Realizing one’s purpose is another key to happiness. We were all sent here for a reason- nothing is an accident and there is a divine purpose for all of us. Whether we reach that purpose or not is up to us. No one wants to realize on his or her deathbed that they’ve wasted their life or have not done the things they wanted to do.
What is really important to people? We watched a video with Dr. Dyer, a famous American psychologist and author, on his findings of the spiritual yoga practice. He interviewed a large group of men and women, before they started the practice and asked them to rank what was most important in their lives. Number one for the men was wealth, followed by respect and accomplishments. After a few months of the spiritual yoga practise, Dr. Dyer interviewed the same men. Number one this time was inner-peace, something never even mentioned the first time around. Other values, such as family and honesty made the list and previous notions of wealth and prosperity were abandoned.
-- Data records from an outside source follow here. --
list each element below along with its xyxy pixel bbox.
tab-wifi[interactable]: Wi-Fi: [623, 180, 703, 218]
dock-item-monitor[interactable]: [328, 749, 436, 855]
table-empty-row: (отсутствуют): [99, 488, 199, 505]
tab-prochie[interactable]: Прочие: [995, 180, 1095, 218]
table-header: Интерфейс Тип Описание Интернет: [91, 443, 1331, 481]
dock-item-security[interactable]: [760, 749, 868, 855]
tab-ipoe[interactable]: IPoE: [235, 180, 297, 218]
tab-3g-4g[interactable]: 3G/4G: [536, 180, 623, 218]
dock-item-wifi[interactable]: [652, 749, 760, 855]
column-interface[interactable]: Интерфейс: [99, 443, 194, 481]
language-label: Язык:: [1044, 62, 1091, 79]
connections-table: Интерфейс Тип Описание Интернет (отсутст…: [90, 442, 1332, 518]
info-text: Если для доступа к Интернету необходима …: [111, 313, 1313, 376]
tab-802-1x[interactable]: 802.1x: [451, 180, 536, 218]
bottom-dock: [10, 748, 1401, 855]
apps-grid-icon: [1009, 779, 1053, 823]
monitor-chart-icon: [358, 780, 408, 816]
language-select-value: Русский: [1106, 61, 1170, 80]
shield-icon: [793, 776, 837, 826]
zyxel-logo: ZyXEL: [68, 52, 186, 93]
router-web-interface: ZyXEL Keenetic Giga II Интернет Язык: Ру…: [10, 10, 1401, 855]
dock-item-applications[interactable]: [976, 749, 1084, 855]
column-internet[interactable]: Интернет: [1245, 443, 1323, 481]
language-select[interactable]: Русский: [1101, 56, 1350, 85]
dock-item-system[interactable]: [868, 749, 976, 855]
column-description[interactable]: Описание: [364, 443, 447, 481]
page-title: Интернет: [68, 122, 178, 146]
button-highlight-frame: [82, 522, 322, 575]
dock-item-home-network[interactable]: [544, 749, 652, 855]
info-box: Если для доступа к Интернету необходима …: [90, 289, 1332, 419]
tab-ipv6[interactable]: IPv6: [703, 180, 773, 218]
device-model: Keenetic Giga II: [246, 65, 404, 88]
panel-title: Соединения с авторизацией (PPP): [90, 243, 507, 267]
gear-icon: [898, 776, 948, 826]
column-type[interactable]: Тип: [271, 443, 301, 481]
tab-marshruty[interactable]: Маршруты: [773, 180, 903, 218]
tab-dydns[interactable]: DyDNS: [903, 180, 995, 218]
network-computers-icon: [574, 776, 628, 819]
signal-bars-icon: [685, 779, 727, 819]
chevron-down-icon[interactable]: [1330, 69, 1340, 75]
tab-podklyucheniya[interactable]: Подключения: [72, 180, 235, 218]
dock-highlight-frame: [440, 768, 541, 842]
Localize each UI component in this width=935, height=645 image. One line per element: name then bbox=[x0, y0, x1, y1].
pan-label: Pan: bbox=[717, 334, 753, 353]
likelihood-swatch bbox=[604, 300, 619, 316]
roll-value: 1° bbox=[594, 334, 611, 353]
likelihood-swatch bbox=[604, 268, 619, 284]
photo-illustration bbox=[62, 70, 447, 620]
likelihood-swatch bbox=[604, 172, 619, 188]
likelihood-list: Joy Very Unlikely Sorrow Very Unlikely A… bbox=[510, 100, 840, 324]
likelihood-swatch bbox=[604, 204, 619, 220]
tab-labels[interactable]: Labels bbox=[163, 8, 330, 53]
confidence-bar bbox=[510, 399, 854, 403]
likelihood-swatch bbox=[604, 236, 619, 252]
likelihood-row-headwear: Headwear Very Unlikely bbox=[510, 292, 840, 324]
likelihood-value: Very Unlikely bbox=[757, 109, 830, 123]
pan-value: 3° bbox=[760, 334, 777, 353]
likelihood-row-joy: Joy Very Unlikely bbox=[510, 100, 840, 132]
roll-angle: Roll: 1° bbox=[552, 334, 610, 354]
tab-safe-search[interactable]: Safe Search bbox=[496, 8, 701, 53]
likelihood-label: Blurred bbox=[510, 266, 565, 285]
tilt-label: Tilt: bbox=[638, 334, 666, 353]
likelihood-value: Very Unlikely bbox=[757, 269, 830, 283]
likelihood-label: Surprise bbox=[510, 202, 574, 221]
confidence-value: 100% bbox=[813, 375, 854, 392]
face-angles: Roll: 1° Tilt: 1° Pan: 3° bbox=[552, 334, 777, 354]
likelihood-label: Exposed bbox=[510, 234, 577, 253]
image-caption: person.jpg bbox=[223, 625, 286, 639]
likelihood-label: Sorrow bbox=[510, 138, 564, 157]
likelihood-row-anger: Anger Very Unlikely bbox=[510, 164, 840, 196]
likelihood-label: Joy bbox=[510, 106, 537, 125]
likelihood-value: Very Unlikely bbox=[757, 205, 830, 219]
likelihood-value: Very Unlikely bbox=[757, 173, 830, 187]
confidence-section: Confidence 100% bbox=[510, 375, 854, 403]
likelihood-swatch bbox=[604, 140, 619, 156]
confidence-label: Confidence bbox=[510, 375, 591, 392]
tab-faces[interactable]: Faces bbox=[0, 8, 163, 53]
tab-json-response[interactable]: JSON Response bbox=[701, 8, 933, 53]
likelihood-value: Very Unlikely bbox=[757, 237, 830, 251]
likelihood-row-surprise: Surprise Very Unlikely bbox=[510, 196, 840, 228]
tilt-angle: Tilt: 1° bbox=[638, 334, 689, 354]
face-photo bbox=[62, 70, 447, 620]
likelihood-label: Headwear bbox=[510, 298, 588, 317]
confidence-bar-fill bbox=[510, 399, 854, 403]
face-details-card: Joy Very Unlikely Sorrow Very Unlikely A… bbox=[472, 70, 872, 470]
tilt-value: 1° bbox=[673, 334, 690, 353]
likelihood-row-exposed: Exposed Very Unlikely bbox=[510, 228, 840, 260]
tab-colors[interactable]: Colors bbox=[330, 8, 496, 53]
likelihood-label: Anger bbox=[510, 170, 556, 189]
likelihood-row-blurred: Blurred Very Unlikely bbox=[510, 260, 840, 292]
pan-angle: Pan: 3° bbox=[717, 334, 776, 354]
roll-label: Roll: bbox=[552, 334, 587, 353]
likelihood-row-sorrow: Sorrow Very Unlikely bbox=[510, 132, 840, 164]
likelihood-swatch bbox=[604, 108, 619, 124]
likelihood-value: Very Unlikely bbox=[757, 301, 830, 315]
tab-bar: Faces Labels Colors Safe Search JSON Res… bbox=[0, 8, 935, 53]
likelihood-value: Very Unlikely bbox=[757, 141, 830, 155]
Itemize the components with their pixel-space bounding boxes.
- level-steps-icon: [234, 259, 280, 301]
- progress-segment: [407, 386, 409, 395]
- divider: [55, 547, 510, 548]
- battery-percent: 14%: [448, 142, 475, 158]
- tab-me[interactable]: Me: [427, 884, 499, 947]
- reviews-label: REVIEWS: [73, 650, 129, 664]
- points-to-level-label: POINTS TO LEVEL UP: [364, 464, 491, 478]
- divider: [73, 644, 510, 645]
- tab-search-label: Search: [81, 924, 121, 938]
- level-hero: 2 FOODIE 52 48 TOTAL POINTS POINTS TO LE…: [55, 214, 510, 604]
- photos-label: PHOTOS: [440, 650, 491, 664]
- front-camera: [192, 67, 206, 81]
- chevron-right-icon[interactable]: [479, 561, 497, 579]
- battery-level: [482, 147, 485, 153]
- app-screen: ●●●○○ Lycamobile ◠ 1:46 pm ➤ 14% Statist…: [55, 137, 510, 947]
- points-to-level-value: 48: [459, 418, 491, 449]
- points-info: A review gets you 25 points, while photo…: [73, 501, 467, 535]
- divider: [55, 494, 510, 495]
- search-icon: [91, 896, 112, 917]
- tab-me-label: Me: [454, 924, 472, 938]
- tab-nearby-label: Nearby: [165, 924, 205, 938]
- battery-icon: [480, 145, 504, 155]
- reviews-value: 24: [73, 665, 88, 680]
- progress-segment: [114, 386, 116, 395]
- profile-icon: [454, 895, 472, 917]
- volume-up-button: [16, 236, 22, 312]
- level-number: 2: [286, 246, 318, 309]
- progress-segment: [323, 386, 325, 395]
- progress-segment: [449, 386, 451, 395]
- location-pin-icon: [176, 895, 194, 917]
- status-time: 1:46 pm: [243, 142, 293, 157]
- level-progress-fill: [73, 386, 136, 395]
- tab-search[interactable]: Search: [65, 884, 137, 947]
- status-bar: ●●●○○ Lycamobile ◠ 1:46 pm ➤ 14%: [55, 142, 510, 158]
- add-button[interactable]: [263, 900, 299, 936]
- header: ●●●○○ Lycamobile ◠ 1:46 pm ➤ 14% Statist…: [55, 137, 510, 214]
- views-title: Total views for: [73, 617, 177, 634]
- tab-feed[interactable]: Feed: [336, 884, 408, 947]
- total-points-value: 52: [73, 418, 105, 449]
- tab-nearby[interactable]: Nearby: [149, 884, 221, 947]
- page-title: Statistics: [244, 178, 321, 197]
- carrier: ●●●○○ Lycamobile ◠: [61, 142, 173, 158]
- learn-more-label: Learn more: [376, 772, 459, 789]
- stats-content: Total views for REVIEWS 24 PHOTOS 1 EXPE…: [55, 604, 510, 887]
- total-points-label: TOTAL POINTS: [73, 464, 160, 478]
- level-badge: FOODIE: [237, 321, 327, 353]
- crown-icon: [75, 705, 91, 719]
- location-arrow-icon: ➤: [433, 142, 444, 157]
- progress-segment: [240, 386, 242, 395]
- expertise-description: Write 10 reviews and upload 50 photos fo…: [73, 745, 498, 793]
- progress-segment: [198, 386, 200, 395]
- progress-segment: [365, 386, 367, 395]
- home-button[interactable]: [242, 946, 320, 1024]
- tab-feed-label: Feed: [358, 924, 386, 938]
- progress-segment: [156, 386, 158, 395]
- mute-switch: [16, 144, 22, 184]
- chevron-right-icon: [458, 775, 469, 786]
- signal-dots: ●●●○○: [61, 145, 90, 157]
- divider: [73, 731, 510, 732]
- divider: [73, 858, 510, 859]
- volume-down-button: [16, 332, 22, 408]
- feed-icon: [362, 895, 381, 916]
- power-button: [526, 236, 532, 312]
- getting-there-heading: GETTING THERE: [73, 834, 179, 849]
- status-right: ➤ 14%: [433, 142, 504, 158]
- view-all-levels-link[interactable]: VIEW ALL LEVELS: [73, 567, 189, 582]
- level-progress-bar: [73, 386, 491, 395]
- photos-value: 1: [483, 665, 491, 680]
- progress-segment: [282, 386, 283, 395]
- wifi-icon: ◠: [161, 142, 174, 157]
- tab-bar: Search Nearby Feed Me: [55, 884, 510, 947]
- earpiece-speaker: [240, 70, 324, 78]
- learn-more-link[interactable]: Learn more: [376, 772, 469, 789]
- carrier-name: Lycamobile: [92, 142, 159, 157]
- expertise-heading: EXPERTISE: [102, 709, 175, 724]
Number one for the women at the beginning of the study was family, unsurprising since women are always taking care of other people and often gain fulfillment through the needs of others. Independence was second, very important for many women. Another high ranking value was physical appearance, also unsurprising since women are so often judged by their appearance. During the second interview, the highest ranking value among the women was self-love. Women so often forget to love themselves in the quest to love and nurture everyone else. Inner peace and self-fulfillment were also there. It’s worth thinking about how much better a mother, wife, daughter, sister and grand-daughter you can become when you love yourself first.